Les peintres sont venus ici pour la lumière, et ils ne sont jamais vraiment repartis. À la pointe extrême du cap Cod, là où la péninsule s'enroule sur elle-même comme un bras replié, Provincetown baigne dans une clarté particulière, réverbérée par la mer sur trois côtés et par des kilomètres de dunes blondes. Le navire mouille dans la baie ou s'amarre au quai MacMillan, selon sa taille, et dans les deux cas on débarque au centre exact de l'action : Commercial Street commence au pied du quai.

Là où le Mayflower s'est d'abord arrêté

L'histoire aime les raccourcis : avant Plymouth, c'est dans ce havre que le Mayflower a jeté l'ancre en novembre 1620, et c'est dans cette rade que fut signé le Mayflower Compact, premier accord d'autogouvernement des futurs États-Unis. La ville le rappelle avec sa tour de granit de 77 mètres, le Pilgrim Monument, érigée en 1910 au-dessus des toits.

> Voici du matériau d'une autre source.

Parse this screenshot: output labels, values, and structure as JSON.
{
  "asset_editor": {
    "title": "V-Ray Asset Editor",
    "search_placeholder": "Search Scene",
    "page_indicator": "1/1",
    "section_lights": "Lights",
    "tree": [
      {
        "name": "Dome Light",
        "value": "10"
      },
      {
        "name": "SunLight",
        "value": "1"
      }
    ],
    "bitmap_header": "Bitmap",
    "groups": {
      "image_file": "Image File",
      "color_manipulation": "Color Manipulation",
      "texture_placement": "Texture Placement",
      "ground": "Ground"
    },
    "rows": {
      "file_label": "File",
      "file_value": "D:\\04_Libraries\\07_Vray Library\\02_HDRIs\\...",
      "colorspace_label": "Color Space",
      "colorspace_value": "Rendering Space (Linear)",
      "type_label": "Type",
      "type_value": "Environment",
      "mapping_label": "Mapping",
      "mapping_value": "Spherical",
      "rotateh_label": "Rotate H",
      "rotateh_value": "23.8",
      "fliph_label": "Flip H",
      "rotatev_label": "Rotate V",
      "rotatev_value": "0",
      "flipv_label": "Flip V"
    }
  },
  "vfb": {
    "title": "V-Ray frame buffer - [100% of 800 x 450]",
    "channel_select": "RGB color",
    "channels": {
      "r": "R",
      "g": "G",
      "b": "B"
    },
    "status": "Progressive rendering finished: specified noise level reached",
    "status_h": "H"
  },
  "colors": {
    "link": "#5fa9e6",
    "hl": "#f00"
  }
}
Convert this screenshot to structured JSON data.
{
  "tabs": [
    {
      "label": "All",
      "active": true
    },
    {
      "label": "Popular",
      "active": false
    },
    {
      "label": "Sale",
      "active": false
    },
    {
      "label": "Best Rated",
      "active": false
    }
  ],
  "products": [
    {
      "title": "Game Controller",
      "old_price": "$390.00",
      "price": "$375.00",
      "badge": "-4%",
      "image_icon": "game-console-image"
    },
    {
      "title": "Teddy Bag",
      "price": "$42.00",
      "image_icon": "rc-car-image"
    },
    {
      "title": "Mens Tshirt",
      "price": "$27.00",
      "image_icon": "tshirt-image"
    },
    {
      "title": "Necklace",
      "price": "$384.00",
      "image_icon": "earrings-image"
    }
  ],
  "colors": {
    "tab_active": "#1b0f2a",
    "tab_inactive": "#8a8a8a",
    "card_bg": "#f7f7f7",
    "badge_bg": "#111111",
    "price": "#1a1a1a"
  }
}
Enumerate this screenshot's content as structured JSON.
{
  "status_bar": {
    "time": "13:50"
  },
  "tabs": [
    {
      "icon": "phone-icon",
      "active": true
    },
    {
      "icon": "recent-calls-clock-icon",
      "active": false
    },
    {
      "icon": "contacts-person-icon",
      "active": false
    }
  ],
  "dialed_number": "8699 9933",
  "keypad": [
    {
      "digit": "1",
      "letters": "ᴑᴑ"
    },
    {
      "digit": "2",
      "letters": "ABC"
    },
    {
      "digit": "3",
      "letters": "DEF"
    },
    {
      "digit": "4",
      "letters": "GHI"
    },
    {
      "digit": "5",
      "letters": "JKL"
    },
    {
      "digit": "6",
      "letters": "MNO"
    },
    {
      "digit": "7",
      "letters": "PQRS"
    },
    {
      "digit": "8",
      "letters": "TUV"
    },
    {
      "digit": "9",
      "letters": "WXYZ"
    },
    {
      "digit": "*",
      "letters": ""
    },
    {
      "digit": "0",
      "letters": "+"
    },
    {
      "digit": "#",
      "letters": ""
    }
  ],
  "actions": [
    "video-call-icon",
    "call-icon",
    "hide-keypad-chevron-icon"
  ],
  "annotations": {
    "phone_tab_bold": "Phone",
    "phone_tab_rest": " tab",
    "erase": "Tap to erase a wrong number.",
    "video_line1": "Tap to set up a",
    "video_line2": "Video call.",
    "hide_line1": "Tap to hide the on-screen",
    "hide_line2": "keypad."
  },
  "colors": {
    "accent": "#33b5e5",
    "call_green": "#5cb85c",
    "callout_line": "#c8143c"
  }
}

La montée, par rampes et escaliers, se fait sans peine et débouche sur un panorama circulaire : la courbe complète du cap, la baie constellée de voiliers et, par temps clair, la ligne lointaine de Boston.

Commercial Street, un théâtre permanent

Étroite, piétonne de fait sinon de droit, Commercial Street déroule sur près de cinq kilomètres son défilé de galeries, de boutiques extravagantes, de cafés et de maisons de capitaines aux jardins débordants de roses trémières. Provincetown abrite la plus ancienne colonie d'artistes en activité continue des États-Unis, née en 1899, et l'art déborde des galeries jusque sur les clôtures. La ville est aussi l'un des hauts lieux de la communauté LGBTQ+ nord-américaine, et cette liberté joyeuse donne à la rue son énergie singulière, où chacun circule à sa façon, à pied, à vélo, en boa de plumes parfois.

Les baleines du banc Stellwagen

Du quai MacMillan partent plusieurs fois par jour les bateaux d'observation des baleines, cap sur le banc Stellwagen, sanctuaire marin où rorquals à bosse, rorquals communs et petits rorquals viennent s'alimenter tout l'été. La proximité du site, à moins d'une heure de navigation, fait de Provincetown l'un des meilleurs points de départ au monde pour cette rencontre. Voir une baleine à bosse bondir hors de l'eau à quelques dizaines de mètres reste, pour bien des voyageurs, le souvenir dominant de toute la croisière.

Les dunes du bout du monde

Passé les dernières maisons, le Cape Cod National Seashore protège un paysage de dunes, de landes et de plages qui se prolonge à perte de vue. Race Point Beach, accessible en navette ou en taxi, offre l'Atlantique en version intégrale : rouleaux, sable dur, phoques curieux dans les vagues. Des sorties en véhicule tout-terrain sillonnent les dunes où se cachent d'anciennes cabanes d'écrivains, fréquentées jadis par Eugene O'Neill et Jack Kerouac. Une heure là-bas suffit à comprendre pourquoi tant d'artistes ont eu besoin de ce vide lumineux.

Conseils d'escale

  • Tout le centre est accessible à pied dès le débarquement; le vélo demeure le moyen de transport local par excellence.
  • Observation des baleines : réserver tôt, surtout en juillet et août.
  • Pilgrim Monument : prévoir environ une heure avec le musée attenant.
  • Race Point Beach : courte navette depuis le centre; vent fréquent, prévoir une veste.

Au départ, la tour de granit reste longtemps visible au-dessus des sables, dernier repère avant le large. On quitte Provincetown le cœur léger, avec du sable dans les chaussures et cette lumière dans les yeux que les peintres essaient de capturer depuis plus d'un siècle, sans jamais l'épuiser.